Dr Debelle further explained that his real concern is Wage Growth, which is closely linked to the unemployment rate. Whenever unemployment is high, wage growth is usually low, as there is a lot of competition for any one role. Dr Debelle does not expect the labour market to be tight enough to increase Wage Growth thereby justifying tighter monetary policy until at least 2024. This is clearly a view that is shared by the Commonwealth Bank of Australia, who have further lowered their two-year fixed interest rates, but have increased their four-year rates.

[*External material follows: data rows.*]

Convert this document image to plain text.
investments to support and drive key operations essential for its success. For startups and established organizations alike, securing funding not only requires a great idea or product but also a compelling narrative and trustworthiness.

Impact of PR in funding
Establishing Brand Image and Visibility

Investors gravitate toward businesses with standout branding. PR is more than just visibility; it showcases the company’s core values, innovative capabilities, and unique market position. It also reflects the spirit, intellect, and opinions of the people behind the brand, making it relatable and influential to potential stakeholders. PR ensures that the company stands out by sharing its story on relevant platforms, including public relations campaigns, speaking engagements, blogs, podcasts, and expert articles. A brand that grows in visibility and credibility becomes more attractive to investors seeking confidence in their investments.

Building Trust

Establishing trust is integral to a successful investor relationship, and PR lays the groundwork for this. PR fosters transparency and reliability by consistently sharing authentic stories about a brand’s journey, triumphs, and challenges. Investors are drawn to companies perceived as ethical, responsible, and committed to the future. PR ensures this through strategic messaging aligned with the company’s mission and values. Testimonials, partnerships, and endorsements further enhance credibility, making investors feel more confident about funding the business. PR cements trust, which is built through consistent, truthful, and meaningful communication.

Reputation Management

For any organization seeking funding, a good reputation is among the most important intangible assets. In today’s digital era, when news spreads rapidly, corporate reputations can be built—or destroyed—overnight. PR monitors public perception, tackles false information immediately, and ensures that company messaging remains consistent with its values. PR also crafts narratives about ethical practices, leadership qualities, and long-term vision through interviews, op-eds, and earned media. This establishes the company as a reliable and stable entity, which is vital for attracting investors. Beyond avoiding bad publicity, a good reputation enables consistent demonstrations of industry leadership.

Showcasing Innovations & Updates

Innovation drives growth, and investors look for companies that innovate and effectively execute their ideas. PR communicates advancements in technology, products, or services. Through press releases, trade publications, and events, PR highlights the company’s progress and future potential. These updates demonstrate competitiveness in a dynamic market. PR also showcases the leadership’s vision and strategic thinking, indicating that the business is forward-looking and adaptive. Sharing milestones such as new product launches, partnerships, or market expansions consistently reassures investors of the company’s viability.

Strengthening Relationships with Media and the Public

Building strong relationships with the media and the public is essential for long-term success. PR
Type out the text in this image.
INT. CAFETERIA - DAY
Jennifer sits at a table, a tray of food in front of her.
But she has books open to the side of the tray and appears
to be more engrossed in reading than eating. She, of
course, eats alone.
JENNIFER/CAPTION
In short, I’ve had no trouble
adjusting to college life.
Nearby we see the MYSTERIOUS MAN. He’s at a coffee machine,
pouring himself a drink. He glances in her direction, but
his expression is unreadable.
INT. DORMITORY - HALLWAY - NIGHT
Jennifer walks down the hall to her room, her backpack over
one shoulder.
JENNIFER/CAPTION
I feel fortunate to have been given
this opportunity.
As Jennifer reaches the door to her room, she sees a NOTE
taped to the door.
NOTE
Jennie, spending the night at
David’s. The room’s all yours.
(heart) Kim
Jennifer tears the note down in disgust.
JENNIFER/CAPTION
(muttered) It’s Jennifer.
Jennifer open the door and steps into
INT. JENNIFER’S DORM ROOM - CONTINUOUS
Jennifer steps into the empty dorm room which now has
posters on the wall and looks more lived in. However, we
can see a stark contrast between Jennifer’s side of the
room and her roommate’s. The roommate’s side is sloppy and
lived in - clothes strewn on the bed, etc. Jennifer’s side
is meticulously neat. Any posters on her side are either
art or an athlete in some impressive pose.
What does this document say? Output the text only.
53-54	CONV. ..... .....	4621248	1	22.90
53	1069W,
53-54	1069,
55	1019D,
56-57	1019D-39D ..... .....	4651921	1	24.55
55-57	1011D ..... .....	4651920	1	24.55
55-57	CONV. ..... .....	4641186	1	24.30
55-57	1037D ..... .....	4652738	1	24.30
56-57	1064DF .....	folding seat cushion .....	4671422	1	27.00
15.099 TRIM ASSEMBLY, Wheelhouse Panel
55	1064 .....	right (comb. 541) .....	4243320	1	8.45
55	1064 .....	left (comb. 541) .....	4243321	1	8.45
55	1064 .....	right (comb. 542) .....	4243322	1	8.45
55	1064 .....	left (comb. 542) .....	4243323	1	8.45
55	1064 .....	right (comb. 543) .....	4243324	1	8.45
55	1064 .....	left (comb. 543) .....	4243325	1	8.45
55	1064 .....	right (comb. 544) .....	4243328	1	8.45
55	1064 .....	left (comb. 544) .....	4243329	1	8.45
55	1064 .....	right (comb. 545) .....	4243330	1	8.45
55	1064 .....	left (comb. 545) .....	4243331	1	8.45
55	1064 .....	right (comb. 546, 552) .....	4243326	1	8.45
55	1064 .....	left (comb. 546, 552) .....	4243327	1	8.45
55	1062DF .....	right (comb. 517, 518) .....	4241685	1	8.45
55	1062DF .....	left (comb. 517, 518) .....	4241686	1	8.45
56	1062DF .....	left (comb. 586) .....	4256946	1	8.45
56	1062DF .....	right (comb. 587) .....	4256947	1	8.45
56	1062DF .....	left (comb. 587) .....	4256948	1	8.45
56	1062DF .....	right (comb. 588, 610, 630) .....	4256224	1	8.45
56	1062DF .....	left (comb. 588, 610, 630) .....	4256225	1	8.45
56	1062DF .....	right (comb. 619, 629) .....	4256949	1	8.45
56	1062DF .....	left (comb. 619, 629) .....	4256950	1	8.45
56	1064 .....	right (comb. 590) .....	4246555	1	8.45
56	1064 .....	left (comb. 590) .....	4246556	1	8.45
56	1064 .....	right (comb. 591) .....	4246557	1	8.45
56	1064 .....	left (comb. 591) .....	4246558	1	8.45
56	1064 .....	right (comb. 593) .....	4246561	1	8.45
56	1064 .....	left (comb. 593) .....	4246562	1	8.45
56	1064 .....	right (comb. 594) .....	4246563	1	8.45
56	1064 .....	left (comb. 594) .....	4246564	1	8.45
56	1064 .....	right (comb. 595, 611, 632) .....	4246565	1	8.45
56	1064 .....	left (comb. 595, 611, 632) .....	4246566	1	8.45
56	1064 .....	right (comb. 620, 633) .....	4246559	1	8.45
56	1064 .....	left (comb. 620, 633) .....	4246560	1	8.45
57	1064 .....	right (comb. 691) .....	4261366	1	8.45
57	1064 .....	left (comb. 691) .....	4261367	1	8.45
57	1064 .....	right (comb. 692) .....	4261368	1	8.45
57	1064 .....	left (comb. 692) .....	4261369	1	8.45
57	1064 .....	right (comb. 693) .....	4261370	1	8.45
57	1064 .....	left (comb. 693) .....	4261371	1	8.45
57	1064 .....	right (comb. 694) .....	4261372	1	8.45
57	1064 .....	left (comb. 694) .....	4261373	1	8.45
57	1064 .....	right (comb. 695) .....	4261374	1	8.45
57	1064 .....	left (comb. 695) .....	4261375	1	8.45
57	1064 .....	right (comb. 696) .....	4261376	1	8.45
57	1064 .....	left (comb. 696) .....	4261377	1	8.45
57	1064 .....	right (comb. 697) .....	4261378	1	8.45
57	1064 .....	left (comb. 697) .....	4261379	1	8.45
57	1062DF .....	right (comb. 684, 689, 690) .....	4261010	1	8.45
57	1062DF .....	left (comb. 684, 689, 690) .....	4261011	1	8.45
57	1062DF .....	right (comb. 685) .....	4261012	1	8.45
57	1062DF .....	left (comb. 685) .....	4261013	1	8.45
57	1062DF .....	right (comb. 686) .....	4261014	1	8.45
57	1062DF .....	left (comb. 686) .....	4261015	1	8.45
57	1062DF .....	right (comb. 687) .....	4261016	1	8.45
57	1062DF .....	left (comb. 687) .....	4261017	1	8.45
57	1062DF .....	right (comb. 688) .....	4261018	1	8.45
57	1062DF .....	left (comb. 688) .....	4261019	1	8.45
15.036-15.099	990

While factors affecting the global economy are often intangible constructs like ‘confidence’, occasionally there is a factor that can be seen with the naked eye. In the case of the Ever Given, it could be seen from space. The Ever Given is a 224,000-ton container ship that got lodged in the Suez Canal for 6 days, 7 hours and was refloated and cleared from the passage 29th March.
While a single ship lodged in a single passage may seem insignificant, the impact on global trade is disproportionately large. Around 12% of all trade globally passes through the Suez Canal. Llyod’s List, a London base shipping journal estimates the value of delayed goods to be ~400 million US Dollars every hour the passage is disrupted.
As the disruption lasted less than a week, the flow on effects of this event will be limited in most areas, though industries facing existing shortages, such as semiconductors and high-end processors, will be hit hard. We know that the blockage was cleared so quickly with the clarity of hindsight alone. Without this knowledge, many vessels have already been redirected around the Cape of Good Hope, adding significant additional costs and delays to the logistic chains of millions of products, while vessels that chose to wait will face significant delays while the backlog is cleared.
This event highlights both the importance of artificial nature of all international shipping lanes importance to global economic activity.